While a Memorandum of Understanding on financial services is beneficial for the UK and the EU, it is not critical and does not in itself change the basis on which financial services are traded across the UK-EU border (or not). Most of the circumstances in which we can imagine that a memorandum of understanding would be of real help, for example during a cross-border financial crisis, are circumstances in which we would expect UK and EU regulators to work together on an informal basis, even if no mous is in place. The importance of accepting the elimination of tariffs for sectors crucial for bilateral trade (and also for Spain), such as agri-food and automotive, which would have suffered from high tariffs, should not be underestimated. Nevertheless, daily trade flows will decline sharply. Agricultural and food trade is subject to obtaining health certificates that were not previously required and are now systematically checked in addition to regular checks. Industrial products must bear the CE marking to ensure they meet EU technical requirements, which means that UK manufacturers now need three brands: one for the UK, another for products destined for Northern Ireland and a third for products destined for the EU). Some products such as chemicals or pharmaceuticals now need to be re-registered and face additional barriers to approval. Similarly, VAT and special taxes are due on each import (including online purchases), and not in the context of regular declarations of intra-Community transactions. However, a level playing field does not mean that the UK must comply with the same standards as the EU (as would have been the case with an agreement that kept the UK in the single market), but that it must maintain a similar level of requirements and adapt as the rules change. Of course, the EU would have preferred automatic compensation through tariffs in the event of a regulatory divergence, or at least an interpretation by the Court of Justice of the European Union. In the end, however, it opted for a complex bilateral procedure to assess the divergence, with arbitration if no agreement can be reached.
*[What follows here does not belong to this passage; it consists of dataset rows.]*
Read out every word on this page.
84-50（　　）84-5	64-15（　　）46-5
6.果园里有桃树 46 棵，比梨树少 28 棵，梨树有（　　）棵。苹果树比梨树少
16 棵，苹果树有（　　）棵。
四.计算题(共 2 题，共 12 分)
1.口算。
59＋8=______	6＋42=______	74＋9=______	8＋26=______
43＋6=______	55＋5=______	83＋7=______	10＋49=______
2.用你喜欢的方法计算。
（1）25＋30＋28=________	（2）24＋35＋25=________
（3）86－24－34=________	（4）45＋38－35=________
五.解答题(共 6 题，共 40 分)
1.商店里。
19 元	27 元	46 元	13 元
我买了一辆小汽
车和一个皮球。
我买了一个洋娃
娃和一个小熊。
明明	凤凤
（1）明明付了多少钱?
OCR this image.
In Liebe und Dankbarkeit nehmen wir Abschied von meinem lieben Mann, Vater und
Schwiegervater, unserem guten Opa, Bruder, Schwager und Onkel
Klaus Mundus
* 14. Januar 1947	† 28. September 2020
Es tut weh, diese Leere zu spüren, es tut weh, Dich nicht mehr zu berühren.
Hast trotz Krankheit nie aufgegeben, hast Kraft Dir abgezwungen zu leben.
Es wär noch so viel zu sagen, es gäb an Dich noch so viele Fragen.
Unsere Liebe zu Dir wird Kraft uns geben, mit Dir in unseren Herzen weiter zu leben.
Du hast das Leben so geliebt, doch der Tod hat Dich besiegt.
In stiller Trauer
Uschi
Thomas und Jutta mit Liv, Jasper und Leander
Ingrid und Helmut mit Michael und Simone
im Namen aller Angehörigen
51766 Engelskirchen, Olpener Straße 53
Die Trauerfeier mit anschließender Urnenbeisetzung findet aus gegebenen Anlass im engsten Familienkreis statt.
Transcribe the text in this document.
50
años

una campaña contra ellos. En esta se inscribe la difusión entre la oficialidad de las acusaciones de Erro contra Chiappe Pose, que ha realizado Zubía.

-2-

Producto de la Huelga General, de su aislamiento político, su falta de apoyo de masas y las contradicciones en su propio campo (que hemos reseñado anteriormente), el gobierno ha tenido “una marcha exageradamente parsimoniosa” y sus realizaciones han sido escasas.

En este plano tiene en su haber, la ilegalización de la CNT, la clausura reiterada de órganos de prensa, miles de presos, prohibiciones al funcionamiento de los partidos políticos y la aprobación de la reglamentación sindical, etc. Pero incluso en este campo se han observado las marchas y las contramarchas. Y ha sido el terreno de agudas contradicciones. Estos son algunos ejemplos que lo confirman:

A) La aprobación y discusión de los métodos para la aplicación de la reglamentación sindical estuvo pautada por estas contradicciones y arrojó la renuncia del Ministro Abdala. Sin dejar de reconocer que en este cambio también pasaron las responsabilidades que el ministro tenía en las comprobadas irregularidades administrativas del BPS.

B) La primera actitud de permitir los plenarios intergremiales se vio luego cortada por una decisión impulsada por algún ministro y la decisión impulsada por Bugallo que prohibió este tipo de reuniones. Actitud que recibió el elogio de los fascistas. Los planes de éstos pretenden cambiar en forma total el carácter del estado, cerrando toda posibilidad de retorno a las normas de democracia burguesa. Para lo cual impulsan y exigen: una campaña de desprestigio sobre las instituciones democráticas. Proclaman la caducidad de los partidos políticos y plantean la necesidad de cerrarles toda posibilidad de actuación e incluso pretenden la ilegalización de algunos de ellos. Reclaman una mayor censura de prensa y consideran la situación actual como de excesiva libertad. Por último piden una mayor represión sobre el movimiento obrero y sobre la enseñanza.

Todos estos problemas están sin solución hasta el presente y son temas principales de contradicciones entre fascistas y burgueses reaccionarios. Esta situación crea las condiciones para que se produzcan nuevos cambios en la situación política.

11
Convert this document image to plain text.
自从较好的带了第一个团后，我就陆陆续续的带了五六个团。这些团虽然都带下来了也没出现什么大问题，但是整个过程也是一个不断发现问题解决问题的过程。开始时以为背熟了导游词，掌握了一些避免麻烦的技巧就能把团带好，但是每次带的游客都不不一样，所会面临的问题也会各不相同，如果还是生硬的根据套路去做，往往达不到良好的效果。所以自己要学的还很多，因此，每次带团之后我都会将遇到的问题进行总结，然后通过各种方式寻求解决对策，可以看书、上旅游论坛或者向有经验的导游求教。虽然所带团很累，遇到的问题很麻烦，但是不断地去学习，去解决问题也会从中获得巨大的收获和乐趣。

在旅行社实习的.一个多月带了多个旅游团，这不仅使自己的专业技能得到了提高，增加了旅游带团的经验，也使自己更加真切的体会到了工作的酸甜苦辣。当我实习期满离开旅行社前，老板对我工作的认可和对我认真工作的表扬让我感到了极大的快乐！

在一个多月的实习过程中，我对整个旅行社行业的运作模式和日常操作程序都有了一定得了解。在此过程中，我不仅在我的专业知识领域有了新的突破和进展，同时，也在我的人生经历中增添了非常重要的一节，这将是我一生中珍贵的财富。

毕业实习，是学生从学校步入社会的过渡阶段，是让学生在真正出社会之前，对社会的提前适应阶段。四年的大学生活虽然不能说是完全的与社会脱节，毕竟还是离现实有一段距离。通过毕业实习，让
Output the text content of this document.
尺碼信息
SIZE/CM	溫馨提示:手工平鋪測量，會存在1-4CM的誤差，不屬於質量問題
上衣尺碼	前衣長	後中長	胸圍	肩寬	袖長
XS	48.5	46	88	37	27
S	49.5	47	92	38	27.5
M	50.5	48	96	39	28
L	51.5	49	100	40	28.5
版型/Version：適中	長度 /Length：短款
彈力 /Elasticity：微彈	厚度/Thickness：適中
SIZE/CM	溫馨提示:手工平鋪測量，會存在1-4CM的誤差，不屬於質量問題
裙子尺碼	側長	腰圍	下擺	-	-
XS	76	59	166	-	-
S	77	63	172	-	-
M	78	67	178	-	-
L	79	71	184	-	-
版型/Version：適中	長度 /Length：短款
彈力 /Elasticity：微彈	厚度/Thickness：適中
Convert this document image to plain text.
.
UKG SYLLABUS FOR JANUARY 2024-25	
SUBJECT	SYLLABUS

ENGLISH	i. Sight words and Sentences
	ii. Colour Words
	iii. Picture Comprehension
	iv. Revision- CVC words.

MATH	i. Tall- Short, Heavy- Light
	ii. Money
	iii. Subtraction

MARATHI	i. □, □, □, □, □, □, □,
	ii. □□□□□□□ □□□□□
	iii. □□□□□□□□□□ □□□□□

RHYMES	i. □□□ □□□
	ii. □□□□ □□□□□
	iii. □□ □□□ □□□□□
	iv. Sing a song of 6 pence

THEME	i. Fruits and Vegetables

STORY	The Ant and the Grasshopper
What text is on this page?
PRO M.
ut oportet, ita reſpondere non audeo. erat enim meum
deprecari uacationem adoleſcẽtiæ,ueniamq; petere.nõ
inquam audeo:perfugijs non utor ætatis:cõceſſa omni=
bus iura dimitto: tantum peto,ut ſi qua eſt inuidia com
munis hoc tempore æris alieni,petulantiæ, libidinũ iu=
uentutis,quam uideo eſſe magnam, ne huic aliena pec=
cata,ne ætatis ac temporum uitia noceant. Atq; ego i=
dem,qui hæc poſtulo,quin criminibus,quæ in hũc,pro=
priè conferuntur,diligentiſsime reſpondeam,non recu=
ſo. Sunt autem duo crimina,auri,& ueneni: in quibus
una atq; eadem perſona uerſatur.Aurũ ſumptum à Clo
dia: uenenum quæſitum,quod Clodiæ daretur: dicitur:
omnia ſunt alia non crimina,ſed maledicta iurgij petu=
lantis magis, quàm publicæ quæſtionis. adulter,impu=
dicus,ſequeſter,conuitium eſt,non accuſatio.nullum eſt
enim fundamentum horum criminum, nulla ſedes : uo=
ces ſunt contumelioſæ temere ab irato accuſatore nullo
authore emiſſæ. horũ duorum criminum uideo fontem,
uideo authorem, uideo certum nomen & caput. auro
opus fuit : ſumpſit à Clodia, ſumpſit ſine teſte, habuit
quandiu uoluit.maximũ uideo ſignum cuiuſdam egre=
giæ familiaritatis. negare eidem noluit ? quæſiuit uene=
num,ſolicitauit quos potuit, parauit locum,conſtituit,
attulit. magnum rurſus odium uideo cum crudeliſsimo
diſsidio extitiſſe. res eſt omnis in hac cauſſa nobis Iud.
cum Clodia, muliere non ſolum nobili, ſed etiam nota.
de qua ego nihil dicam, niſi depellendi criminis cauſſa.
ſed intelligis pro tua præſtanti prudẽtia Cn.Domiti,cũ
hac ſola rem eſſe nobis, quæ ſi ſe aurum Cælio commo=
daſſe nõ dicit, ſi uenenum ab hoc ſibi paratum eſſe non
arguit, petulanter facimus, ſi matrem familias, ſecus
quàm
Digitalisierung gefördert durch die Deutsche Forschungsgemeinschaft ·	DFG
This means that if UK environmental, labour or state aid standards diverge and the EU believes that this leads to elements of unfair competition, bilateral negotiations will take place to resolve the problem. If the two parties fail to reach an agreement, the case will be subject to arbitration, which may result in compensation through tariffs (or even, for example, the reimbursement of unfair state aid received by companies). The system of bilateral negotiations, arbitration and retaliation is particularly complex for labour and environmental standards and state aid. As part of the prudent approach successfully imposed by the EU, the general dispute settlement mechanism will be launched by informing the Joint Partnership Council. If a solution is not found amicably, the dispute will be subject to binding external arbitration with the injured party, who will be entitled to take countermeasures in case of non-compliance. No more equivalence or mutual alignment – In the agreement, the parties did not provide for a general equivalence regime (“equivalence plus” or “mutual alignment”) that was discussed during the negotiations. Under such a system, a wide range of financial services could have granted market access on the basis of mutual recognition of their respective regulatory standards. Trade between the UK and the EU will vary considerably under the ACC compared to its EU member state. In announcing the agreement on December 24, the British Prime Minister noted that “December 1.
There will be no tariff fence and there will be no non-tariff barriers. Although in many cases the ACC guarantees the duty-free movement of goods between the UK and the EU, this depends on whether the goods themselves meet certain conditions (particularly with regard to origin); and even if there are no future legislative or regulatory changes in the UK or the EU, there will indeed be significant non-tariff barriers between the parties, both in terms of goods and services that did not exist when the UK was an EU Member State. With the EU-UK Trade and Cooperation Agreement of 24 December 2020 (“Agreement”), the UK and the EU have fundamentally changed market access for financial services companies. From 1. In January 2021, UK financial services companies that intend to do business in the EU will no longer be allowed to use the European single market and offer their services across borders on the basis of the European passport. .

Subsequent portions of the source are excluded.